In February, Kraninger decided on a dual approach, proposing to eliminate the part of the rule that would have forced payday lenders to ensure a borrower had the ability to repay a loan before extending credit. But Kraninger left in place the rest of the rule.

"I think they bifurcated [the rule] recognizing that the final rule will be challenged in court and that it will be easier to support the repeal of just the [ability-to-repay] provisions as opposed to the repeal of the entire rule," said Alan Kaplinsky, a partner at Ballard Spahr who works for lenders.

Some observers predict Kraninger will finalize the repeal of the ability-to-repay portions of the rule at the same time the agency asks Yeakel to lift the stay on the payment provisions of the rule. They suggest Kraninger is likely to act in October or November.

Pressure from lawmakers

More than 100 House Democrats and consumer advocates have called for Kraninger to either abandon the overhaul of the rule or, alternatively, to ask the court to lift the stay on the payment provisions.

In his letter, Brown also claims that Kraninger’s failure to ask the court to lift the stay constitutes grounds for a challenge under the Administrative Procedure Act.

Industry groups said the CFPB is trying to thread the needle carefully. It is negotiating with the payday groups to get the Texas lawsuit dismissed while also trying not to trigger an expected APA challenge by consumer groups. (The CFPB did not return emails seeking comment.)

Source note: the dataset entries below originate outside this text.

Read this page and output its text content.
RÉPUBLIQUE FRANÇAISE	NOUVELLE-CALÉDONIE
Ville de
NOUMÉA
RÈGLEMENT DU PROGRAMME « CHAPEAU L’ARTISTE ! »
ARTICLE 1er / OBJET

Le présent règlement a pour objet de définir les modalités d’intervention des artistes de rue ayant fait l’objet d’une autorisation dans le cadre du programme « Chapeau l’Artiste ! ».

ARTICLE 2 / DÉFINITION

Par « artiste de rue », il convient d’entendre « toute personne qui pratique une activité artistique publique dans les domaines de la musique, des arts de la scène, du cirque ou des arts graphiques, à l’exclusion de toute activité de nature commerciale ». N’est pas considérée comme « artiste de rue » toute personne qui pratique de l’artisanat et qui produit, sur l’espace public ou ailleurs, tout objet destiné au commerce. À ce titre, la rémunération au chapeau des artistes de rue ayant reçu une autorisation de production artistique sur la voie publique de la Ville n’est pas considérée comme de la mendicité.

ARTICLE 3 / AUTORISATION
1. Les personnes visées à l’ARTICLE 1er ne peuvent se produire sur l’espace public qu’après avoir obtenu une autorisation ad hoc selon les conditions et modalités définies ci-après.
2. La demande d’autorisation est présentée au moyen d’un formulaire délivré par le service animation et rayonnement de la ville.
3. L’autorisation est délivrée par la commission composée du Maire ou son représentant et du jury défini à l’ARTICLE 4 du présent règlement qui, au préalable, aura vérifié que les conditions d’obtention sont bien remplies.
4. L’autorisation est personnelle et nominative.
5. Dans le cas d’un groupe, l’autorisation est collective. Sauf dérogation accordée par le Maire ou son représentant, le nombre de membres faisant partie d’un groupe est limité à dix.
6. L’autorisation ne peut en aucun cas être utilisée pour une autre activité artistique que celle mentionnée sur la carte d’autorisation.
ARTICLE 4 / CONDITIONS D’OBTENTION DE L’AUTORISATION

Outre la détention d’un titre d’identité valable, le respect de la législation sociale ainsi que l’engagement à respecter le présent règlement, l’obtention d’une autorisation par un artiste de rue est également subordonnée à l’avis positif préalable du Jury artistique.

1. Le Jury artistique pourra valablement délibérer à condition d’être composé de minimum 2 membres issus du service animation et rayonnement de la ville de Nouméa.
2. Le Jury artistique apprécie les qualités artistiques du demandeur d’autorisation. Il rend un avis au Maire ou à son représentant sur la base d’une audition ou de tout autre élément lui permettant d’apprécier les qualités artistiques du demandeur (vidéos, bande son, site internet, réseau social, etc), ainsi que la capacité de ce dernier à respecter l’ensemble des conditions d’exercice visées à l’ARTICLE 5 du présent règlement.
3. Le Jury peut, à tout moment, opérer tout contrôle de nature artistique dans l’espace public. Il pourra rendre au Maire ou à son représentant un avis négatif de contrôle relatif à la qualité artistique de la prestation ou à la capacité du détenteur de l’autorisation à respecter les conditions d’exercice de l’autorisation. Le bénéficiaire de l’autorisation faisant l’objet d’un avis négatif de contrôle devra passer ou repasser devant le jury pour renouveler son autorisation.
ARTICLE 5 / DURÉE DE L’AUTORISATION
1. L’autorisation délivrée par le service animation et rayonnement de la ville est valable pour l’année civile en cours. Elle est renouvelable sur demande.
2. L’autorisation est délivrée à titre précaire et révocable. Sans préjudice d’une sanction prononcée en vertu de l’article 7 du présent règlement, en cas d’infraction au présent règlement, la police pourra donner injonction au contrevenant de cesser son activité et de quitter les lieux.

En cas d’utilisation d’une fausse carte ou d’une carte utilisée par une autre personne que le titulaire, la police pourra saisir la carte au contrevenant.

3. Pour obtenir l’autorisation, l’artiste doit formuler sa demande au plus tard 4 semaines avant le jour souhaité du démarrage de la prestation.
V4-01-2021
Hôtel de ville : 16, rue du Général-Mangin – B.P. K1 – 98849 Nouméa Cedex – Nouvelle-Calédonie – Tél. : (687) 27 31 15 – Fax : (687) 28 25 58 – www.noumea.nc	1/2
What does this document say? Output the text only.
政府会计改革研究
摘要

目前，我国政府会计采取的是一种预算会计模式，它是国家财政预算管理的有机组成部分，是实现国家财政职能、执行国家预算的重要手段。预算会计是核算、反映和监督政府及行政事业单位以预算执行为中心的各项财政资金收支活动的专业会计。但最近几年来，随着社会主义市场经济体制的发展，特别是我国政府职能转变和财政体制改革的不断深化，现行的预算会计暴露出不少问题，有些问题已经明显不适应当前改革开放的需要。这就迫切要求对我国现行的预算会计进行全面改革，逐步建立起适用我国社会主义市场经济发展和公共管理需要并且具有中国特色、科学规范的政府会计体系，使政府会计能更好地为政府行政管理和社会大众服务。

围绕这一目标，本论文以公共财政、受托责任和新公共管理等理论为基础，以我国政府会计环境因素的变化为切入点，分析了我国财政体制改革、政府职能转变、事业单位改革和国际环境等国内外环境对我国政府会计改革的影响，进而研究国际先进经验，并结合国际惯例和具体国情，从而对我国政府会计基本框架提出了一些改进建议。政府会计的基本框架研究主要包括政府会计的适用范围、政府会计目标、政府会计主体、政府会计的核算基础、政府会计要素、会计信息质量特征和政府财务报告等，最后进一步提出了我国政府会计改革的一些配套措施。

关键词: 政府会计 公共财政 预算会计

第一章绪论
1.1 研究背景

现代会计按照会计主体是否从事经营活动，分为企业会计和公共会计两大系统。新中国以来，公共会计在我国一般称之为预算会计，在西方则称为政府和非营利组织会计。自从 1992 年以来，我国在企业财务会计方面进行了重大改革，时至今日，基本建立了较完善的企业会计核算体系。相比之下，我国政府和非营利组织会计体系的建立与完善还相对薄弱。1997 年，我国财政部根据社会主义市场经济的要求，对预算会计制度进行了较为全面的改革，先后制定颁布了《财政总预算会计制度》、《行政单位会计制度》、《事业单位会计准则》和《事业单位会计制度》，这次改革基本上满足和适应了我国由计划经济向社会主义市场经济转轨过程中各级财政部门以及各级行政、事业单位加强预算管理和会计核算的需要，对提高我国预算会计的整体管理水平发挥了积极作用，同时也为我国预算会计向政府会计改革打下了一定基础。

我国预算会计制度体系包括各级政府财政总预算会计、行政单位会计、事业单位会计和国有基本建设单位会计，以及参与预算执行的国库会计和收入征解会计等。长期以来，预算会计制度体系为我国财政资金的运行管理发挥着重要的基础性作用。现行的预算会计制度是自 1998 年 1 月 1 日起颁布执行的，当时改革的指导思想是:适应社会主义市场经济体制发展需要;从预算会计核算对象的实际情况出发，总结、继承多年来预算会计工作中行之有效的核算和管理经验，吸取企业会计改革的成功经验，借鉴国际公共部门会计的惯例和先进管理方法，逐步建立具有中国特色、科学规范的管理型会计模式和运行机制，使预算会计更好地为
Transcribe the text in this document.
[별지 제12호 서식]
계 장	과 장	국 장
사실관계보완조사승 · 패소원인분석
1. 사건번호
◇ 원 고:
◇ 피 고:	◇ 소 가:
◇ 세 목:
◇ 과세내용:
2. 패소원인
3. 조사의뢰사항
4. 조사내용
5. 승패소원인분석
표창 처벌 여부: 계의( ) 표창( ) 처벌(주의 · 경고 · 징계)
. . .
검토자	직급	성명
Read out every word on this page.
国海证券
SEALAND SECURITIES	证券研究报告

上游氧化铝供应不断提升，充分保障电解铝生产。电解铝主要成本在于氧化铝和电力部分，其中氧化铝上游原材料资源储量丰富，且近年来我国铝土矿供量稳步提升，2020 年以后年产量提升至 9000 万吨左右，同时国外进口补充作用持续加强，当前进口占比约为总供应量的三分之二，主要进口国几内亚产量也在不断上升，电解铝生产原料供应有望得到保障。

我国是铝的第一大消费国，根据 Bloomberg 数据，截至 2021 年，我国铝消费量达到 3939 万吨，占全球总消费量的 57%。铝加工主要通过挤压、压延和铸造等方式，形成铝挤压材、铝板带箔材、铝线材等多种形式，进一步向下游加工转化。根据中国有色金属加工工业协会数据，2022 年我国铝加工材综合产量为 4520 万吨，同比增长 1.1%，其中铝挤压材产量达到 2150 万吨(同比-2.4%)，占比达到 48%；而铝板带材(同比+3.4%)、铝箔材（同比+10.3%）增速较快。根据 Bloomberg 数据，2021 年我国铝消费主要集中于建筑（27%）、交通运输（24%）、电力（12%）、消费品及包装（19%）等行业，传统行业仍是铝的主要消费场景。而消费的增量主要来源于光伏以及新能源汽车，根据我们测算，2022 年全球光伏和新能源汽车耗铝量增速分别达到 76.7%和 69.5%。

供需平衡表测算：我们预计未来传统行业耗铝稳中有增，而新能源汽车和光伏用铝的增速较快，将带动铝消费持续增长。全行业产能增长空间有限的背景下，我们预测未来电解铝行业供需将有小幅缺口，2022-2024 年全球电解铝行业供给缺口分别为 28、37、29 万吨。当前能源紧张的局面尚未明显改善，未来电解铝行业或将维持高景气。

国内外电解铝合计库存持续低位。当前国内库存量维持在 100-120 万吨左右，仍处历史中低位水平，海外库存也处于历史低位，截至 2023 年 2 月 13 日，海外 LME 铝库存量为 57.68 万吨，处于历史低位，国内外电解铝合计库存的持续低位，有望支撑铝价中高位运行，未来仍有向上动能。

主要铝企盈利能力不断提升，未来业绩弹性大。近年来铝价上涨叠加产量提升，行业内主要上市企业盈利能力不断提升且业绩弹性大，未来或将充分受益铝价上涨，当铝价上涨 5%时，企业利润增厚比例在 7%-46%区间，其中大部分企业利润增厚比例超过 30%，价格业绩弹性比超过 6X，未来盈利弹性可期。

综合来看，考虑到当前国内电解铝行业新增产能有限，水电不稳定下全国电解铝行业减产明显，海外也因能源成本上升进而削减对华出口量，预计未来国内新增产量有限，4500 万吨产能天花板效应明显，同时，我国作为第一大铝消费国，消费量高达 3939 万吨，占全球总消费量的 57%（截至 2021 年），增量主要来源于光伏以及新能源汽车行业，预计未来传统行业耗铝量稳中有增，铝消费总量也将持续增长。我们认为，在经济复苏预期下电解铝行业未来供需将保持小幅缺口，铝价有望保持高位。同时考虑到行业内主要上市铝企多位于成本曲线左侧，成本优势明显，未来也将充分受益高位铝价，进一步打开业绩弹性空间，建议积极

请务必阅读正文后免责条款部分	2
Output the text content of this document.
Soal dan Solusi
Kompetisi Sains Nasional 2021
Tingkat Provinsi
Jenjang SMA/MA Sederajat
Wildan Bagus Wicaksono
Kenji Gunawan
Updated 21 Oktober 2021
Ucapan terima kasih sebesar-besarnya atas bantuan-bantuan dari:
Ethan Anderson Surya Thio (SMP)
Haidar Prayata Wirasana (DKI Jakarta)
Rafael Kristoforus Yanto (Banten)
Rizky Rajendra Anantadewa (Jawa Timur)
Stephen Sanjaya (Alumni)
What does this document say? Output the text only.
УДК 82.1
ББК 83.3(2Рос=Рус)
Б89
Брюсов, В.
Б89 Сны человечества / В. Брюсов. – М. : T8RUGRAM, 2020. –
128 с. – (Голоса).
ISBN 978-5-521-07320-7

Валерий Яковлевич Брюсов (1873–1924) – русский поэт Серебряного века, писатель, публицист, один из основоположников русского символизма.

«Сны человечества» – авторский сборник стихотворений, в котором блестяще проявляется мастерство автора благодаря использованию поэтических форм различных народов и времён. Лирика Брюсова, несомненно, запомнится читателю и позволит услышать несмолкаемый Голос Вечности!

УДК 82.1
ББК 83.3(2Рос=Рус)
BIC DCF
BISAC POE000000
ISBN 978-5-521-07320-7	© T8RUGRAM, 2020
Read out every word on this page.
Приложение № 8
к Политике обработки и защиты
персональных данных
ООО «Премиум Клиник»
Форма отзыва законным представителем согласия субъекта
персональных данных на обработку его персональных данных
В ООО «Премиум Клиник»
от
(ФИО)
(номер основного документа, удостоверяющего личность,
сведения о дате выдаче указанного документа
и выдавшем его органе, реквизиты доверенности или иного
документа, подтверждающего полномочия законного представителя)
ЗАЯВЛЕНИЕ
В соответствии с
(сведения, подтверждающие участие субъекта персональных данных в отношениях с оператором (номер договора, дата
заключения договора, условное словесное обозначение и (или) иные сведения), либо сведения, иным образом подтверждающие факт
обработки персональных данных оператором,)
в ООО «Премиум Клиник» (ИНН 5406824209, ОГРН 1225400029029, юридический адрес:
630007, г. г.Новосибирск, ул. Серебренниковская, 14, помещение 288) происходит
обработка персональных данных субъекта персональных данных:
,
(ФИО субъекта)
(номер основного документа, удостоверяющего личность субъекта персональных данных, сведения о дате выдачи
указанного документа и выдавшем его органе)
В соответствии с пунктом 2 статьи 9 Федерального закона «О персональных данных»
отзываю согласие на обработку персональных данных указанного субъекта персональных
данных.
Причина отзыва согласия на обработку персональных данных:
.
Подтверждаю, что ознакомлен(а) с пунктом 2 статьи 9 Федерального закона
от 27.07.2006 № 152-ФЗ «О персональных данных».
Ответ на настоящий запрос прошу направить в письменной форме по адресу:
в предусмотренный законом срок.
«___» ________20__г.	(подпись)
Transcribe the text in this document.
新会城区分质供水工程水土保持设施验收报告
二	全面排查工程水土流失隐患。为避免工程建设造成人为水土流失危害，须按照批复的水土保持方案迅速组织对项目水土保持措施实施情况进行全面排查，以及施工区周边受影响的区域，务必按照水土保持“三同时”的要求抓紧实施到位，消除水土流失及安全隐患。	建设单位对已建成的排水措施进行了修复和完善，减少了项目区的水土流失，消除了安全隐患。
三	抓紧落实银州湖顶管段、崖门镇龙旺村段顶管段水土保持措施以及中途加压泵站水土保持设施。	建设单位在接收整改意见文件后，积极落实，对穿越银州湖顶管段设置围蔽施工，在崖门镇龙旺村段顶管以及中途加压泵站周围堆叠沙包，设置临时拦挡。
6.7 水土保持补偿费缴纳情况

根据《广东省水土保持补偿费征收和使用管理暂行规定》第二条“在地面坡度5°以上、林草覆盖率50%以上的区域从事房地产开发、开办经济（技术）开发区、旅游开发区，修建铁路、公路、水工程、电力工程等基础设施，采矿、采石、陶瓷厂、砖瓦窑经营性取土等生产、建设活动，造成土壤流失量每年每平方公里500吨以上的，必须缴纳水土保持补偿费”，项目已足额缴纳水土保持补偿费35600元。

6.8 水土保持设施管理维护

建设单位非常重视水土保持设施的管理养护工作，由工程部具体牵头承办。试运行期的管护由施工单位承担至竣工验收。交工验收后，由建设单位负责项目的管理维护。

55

Most payday and installment lenders are prepared to comply with the payment provisions, according to trade groups and lawyers representing both types of lenders.

Yet lenders are still lobbying for rollbacks. Any limits on debits can result in millions of lost revenue and profits for lenders. Lenders want the CFPB to raise the debit limit when “pinging” a borrower’s account to three consecutive attempts, from the current two, among a host of other changes.

Meanwhile, consumer advocates are lamenting that so few consumer protections remain of the original rule.

“It’s a very minor tinkering since the real thrust of the law is gone if they finalize the proposal,” said Christopher Peterson, director of financial services and senior fellow at the Consumer Federation of America and a law professor at the University of Utah who was a special adviser to Cordray.